Remembering Prof. Halstead
Charles R. Halstead, a veteran professor of history noted for his scholarship on Iberian international relations during World War II, died October 9, 2012, at his Chestertown home. He was 87.
Throughout his life, Dr. Halstead achieved expertise in several areas of history, including medieval history, Roman Britain and the Russo-German Theatre of World War II. His personal library, which included a very specialized collection on New England and Maritime Canadian whales and whaling dating back 300 years, was of world-class caliber and numbered several thousand volumes.
Dr. Halstead retired from Washington College in 1988 after 25 years of teaching undergraduates about ancient and medieval history, the Renaissance and Reformation, modern Europe, and the history of the British Isles. After retirement, Dr. Halstead taught continuing education classes in the WC-ALL program and at Chesapeake College.
He was, first and foremost, a teacher. A colleague recounted an instance of seeing Dr. Halstead in the faculty lounge frantically preparing for an upcoming lecture. When questioned about why he was putting such effort into a lecture he had given dozens of times, Dr. Halstead told the new professor that each year he updated his lectures with recent innovative views, reexamination of original sources, and new research. He maintained notes from year to year of student responses to the class material in an effort to teach more effectively.
“While always the consummate gentleman in the classroom, Charlie did have an office-hours bawdy side that harkened to his years as a wartime sailor,” recalls Bill Jones ’88. “Those of us privileged to have Charlie as an adviser often saw an entirely different side of his three-piece-suit demeanor.”

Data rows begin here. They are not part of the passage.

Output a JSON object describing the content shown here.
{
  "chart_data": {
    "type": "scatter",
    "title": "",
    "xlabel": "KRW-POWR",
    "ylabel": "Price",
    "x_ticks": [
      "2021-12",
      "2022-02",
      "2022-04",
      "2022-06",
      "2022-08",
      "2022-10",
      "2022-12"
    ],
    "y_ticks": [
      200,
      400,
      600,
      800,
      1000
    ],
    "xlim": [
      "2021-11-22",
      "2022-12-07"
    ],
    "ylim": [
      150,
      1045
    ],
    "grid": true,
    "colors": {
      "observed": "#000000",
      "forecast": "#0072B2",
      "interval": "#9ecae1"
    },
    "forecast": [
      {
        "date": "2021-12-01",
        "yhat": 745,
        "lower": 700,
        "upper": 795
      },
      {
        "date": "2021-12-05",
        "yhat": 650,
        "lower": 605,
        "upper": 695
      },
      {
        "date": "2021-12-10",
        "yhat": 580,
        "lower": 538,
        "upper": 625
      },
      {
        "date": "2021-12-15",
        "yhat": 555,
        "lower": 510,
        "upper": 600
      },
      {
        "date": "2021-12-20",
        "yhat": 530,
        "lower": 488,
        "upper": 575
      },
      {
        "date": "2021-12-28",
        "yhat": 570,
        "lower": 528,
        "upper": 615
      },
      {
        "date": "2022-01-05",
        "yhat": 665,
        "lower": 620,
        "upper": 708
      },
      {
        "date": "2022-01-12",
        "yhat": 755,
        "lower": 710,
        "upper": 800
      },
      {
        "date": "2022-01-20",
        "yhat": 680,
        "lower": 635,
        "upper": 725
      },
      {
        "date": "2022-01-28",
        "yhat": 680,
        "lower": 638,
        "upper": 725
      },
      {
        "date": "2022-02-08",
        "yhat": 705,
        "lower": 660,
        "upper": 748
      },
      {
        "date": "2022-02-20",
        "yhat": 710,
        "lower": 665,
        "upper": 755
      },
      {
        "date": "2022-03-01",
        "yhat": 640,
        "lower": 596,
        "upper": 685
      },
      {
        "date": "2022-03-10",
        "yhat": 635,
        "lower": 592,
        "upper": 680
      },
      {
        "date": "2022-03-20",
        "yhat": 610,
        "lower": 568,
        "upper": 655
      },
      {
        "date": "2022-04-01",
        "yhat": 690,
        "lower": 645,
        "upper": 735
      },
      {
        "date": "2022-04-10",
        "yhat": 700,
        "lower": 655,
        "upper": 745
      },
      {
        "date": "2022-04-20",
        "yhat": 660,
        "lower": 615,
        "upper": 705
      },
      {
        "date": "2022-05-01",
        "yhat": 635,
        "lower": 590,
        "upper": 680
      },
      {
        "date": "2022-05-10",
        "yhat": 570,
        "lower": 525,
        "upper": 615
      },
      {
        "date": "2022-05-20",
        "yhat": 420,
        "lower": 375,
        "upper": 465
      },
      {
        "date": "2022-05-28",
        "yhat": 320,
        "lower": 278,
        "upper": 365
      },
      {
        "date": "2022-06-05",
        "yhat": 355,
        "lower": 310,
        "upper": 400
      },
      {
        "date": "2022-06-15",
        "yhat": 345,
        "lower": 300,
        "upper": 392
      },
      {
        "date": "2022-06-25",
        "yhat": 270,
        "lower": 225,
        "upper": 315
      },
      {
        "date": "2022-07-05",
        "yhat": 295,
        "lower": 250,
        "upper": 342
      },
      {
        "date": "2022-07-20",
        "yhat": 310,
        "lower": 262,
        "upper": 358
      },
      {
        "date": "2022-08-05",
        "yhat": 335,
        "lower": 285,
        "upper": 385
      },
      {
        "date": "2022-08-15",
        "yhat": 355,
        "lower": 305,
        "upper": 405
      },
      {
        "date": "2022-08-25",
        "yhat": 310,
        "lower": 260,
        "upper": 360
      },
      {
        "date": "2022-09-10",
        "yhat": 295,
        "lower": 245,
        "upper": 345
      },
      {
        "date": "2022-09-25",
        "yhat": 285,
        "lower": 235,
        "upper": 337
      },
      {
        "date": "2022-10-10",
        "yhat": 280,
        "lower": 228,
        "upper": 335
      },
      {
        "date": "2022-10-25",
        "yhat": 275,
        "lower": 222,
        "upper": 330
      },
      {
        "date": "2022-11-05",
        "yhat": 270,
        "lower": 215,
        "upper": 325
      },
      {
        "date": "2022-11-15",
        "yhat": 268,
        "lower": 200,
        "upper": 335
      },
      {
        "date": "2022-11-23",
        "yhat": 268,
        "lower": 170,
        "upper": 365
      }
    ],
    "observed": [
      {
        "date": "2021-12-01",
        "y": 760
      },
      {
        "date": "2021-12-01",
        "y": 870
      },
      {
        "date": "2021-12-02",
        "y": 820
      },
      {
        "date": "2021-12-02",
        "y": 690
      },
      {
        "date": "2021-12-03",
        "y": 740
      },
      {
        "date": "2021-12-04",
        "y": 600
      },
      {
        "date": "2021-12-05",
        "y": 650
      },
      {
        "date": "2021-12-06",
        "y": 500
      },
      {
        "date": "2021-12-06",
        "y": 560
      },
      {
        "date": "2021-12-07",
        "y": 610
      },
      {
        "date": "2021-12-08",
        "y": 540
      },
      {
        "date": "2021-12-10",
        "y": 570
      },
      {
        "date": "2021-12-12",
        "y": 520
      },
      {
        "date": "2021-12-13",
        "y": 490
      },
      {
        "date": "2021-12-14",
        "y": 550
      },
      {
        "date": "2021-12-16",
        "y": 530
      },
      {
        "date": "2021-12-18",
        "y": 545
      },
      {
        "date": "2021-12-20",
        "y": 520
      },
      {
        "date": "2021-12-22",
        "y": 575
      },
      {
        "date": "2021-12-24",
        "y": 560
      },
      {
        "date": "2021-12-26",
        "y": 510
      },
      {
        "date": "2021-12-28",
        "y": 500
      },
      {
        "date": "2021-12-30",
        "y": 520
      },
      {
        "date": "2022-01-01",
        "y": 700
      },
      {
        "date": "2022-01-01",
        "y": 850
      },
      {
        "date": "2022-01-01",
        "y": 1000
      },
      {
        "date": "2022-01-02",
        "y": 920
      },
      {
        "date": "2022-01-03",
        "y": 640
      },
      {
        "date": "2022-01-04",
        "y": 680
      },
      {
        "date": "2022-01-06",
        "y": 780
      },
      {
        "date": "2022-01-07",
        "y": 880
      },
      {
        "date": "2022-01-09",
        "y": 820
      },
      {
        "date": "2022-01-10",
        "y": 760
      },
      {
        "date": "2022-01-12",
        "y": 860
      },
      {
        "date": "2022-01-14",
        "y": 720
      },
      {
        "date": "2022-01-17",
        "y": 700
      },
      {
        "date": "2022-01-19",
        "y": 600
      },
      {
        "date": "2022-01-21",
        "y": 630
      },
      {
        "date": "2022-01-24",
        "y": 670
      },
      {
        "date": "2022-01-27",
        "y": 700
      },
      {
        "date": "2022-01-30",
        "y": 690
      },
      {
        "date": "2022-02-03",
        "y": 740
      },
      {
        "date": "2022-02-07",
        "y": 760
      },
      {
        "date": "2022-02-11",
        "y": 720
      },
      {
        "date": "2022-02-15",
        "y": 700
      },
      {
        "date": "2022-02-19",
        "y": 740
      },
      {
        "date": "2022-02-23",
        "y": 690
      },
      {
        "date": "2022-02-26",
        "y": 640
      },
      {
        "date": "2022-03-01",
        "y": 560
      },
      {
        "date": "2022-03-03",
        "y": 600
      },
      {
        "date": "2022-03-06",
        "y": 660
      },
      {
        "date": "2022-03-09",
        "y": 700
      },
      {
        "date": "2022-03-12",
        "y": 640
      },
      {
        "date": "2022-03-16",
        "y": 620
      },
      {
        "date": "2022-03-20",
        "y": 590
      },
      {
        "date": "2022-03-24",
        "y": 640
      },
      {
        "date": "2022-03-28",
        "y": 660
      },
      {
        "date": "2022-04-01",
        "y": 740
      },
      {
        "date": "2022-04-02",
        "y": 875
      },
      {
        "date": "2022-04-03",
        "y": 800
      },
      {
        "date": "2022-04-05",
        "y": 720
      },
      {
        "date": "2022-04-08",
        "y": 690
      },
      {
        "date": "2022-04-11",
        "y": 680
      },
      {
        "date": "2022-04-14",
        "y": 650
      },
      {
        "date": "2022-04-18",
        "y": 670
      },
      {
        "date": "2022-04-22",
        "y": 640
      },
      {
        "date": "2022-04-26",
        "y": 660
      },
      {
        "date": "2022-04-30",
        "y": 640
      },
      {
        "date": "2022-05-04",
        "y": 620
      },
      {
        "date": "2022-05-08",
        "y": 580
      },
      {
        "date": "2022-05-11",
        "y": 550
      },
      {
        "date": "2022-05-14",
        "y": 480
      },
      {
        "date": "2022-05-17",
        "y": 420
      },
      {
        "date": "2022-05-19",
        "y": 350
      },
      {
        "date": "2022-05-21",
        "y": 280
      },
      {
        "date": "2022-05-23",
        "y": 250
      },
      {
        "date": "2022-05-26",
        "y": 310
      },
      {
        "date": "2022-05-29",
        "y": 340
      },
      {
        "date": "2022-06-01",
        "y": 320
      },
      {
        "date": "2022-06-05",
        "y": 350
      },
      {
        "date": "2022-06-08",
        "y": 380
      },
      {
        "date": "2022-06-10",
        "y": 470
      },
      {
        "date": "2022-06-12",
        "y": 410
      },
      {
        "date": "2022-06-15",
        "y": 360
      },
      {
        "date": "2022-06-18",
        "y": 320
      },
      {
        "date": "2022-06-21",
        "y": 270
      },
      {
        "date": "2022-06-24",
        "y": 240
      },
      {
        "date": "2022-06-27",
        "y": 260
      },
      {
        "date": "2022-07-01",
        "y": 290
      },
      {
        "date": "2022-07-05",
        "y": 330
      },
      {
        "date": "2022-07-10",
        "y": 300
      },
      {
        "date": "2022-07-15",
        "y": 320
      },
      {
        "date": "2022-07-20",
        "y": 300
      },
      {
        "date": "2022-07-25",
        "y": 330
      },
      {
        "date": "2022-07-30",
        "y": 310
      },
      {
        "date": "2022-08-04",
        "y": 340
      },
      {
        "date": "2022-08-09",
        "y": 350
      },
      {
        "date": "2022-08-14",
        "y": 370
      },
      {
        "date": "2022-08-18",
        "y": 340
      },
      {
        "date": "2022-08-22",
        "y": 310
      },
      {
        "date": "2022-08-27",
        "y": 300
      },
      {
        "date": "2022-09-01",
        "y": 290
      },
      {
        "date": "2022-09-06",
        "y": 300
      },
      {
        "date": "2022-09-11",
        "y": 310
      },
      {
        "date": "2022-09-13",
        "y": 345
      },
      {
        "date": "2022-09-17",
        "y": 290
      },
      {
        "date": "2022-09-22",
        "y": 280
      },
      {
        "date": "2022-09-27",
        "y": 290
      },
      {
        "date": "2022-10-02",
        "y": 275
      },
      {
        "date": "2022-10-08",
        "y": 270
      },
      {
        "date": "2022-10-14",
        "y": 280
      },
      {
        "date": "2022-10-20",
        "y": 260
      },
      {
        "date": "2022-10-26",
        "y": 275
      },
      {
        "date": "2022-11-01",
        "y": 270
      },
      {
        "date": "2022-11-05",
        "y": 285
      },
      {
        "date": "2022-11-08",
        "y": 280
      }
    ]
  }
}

Dr. Halstead traveled extensively throughout Europe. His articles about Spanish and Portuguese diplomacy during World War II focused on the diplomatic personnel serving in Madrid. Dr. Halstead was especially proud of his corpus of academic publications produced by original and innovative research of the diplomatic relations between Spain and Portugal during Spanish Civil War and World War II. That work was internationally regarded as groundbreaking.
In retirement, Dr. Halstead remained active in the community: judging oratorical and essay contests, addressing community groups on historical and international topics, and serving the boards of several civic organizations, including the Kent County Historical Society and the Kent Association of Riding Therapy (KART). He was a founding member of the Friends of the Miller Library at Washington College. He was also an enthusiastic fisherman and sailor, and the tallest member of the Hartly, Dem Ballroom Dancing Club.
Dr. Halstead earned his undergraduate degree from Siena College in New York and pursued graduate studies at the University of Virginia, receiving a master’s degree in international relations from the Woodrow Wilson School of Foreign Affairs, and a doctor of philosophy degree in European History from the Corcoran School of History.